L’attenzione nei private markets sta crescendo in maniera significativa, grazie alla loro capacità di generare ritorni non correlati alle altre asset class, rendendoli elementi chiave di diversificazione del rischio di portafoglio. Eppure orientarsi tra le diverse attività finanziarie disponibili, che spaziano dal venture capital al private debt, potrebbe non essere così semplice e immediato. Come scegliere quindi e cosa prediligere in questo momento? Andrea Pescatori, amministratore delegato di Ver Capital SGR, illustra come costruire un percorso di investimento nel debito privato, ovvero quella parte di asset che riguarda le obbligazioni non quotate o il finanziamento diretto ad imprese.
Pensiamo a un investitore che non si sia ancora posizionato sui private market. Quale può essere un asset che favorisce questo avvicinamento al private debt?
Credo che come primo approccio sia interessante il settore dei Corporate Loans sindacati europei. Si tratta di prestiti sindacati emessi da imprese multinazionali europee, quindi solide e ben equipaggiate. Il mercato dei Corporate Loans può rappresentare un’opzione valida per chi desidera iniziare ad avere un’esposizione al credito, investendo attraverso un fondo aperto dedicato, perché essendo la parte più liquida del private debt offre la possibilità di uscire in maniera più agevole. Inoltre, non dimentichiamo i rendimenti che sono interessanti, poco sotto il 10% annuo, grazie agli elevati tassi attuali (Euribor).

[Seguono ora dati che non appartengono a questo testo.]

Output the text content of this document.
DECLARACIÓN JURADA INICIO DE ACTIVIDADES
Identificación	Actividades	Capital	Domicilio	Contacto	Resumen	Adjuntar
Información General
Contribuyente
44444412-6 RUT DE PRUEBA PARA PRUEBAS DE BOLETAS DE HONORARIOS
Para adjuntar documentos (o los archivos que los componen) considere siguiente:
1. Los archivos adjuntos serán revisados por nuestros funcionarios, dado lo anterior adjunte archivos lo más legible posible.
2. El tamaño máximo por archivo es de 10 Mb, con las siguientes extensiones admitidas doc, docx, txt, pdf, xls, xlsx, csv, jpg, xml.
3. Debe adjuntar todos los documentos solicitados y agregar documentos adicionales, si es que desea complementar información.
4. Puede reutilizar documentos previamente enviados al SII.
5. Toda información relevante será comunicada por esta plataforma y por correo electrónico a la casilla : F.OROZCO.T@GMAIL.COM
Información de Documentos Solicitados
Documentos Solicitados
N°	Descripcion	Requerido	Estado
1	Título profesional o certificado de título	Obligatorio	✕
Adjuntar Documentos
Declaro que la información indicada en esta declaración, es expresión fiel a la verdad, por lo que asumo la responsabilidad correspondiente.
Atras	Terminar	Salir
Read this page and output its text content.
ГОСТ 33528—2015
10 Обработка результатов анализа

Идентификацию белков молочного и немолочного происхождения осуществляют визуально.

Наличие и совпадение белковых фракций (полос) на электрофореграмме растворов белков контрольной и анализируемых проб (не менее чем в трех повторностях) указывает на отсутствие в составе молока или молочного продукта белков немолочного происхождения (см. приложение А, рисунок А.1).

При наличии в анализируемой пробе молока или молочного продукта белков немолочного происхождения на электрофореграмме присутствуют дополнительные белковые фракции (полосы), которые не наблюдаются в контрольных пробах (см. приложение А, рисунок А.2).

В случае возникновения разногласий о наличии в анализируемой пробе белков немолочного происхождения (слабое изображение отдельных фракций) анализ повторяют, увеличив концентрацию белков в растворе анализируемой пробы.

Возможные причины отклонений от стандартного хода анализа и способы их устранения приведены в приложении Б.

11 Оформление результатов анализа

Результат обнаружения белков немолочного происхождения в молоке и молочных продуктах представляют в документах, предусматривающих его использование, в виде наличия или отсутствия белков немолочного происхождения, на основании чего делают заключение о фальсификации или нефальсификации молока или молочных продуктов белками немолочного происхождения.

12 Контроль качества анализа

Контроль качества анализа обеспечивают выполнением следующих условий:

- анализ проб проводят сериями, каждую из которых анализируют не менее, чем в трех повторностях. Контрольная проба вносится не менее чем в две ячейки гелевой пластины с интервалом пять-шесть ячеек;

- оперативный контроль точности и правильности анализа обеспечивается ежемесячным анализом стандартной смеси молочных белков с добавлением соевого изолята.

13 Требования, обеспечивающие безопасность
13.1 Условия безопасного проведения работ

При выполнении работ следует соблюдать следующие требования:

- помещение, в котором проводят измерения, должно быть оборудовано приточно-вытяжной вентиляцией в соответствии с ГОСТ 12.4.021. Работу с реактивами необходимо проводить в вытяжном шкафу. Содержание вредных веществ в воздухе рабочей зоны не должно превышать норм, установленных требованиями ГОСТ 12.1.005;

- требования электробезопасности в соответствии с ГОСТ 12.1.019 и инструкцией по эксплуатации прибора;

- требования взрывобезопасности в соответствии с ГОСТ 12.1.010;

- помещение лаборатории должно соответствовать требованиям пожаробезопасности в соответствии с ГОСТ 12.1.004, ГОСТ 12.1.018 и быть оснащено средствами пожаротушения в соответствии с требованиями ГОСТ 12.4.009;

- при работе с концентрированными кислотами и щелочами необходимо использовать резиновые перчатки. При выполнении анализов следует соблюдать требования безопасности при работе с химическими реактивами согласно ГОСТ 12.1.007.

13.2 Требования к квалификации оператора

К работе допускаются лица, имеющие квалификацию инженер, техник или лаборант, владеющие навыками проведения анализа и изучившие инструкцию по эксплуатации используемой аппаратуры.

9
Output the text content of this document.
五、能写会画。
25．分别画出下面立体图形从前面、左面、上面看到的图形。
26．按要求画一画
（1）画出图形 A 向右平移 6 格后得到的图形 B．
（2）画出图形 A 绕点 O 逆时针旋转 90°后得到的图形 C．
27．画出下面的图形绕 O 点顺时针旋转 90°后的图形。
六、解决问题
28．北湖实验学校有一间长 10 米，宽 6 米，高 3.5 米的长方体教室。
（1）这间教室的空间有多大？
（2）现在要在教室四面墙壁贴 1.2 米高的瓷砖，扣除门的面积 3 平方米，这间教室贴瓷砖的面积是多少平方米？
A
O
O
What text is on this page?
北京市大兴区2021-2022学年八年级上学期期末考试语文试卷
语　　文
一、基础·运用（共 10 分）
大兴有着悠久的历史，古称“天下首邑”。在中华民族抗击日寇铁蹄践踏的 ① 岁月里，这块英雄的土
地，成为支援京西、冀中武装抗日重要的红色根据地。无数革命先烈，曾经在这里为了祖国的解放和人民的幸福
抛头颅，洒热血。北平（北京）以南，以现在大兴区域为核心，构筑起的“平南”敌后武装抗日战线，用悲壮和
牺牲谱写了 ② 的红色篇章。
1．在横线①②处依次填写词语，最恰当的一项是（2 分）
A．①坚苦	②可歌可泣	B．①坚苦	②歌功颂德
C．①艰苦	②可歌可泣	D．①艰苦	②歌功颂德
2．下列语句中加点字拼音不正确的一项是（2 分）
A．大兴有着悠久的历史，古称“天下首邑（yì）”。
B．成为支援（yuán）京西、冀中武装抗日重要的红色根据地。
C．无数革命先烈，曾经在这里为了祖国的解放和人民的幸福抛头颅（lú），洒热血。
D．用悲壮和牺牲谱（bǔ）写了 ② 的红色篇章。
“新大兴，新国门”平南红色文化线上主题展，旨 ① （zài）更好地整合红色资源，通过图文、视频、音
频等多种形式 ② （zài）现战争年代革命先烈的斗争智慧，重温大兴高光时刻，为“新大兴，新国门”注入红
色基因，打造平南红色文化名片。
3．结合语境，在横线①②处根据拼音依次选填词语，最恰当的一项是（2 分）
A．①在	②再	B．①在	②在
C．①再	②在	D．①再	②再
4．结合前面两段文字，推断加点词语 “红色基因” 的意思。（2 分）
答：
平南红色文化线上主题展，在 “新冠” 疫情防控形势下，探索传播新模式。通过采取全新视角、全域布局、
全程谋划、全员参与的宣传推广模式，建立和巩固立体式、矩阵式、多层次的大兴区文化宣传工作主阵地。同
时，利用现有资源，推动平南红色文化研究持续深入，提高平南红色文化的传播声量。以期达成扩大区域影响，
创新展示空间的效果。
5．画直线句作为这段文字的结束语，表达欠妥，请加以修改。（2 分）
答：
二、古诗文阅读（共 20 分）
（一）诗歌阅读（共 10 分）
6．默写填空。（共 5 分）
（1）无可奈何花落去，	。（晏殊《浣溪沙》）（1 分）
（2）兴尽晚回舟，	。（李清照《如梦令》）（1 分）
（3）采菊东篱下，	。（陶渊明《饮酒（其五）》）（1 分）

Non bisogna farsi scoraggiare dal fatto che in Europa e soprattutto in Italia questo mercato sia ancora poco conosciuto. Perché comunque non si tratta di una micro nicchia e ha un enorme potenziale di crescita, visto che negli Stati Uniti il settore vale un trilione e mezzo di dollari contro poco più di mezzo trilione in Europa.
Per chi, invece, è già un po’ più navigato e quindi cercasse un po’ più di rischio quali opportunità ci sono sempre nel mondo del private debt?
In questo caso, si potrebbe guardare al mercato europeo delle special situations, ovvero al finanziamento di aziende europee in crisi per favorirne il successivo rilancio. Il contesto è particolarmente favorevole, considerando il forte aumento dei tassi di interesse che ha comportato un deciso incremento degli oneri finanziari per le imprese. Non dimentichiamo poi anche il fattore chiamato short supply side, cioè accorciamento della catena produttiva in scia alla pandemia (spostamento della produzione dalla Cina in Europa o in aree più vicine), che può far lievitare i costi, erodendo il margine delle aziende. In questo momento, quindi, si possono presentare delle opportunità molto interessanti per gli investitori più navigati, sia in termini di rischio, con aziende sì in difficoltà finanziaria ma con buoni fondamentali economici, sia in termini di rendimenti, particolarmente elevati. Ad esempio, ci aspettiamo che la nostra strategia di investimento di special situations (fondo chiuso) possa generare un ritorno superiore al 20% annuo.
Abbiamo parlato di Europa, ma come si pone l’Italia nel panorama del private debt? È un mercato attraente?
Stiamo osservando dei fattori macro per i quali l’Italia sta diventando molto più attrattiva rispetto al passato per il mercato del private debt. Basta guardare ad un dato in particolare: quello sugli impieghi delle banche. Secondo le ultime rilevazioni disponibili dalla Banca d’Italia, nei primi nove mesi del 2023, i primi cinque gruppi bancari hanno diminuito gli impieghi del 4%, che su una massa di circa 2 trilioni e mezzo di euro significa qualcosa come 120 miliardi di euro. Tradotto, stiamo assistendo a una progressiva retrocessione delle banche dal sistema degli impieghi. È un processo che negli altri paesi europei è cominciato già da qualche anno, mentre in Italia si sta attuando adesso. Ovviamente, ciò si traduce in un enorme funding gap, ovvero in una mancanza di fondi, per le imprese. Ecco perché credo che il ruolo del private debt diventerà via via più importante anche in Italia.
A questo contesto macro, va poi aggiunto anche un quadro normativo più favorevole. Grazie agli interventi più recenti, ora i fondi di investimento possono avere accesso alle centrali di rischi con un’autorizzazione specifica della Banca d’Italia. Non solo. È stata introdotta anche la possibilità del floating pledge, tradotto il pegno flottante, che permette sostanzialmente di avere a garanzia alcuni beni, come il magazzino della società. Sono tutte novità per l’Italia che la allineano agli altri principali paesi europei e che contribuiscono a migliorare il contesto anche dal punto di vista giuridico. Ecco perché riteniamo che il mercato del private debt, e più in generale dei mercati privati, dell’Italia rappresenti un’opportunità attraente e un potenziale da cogliere.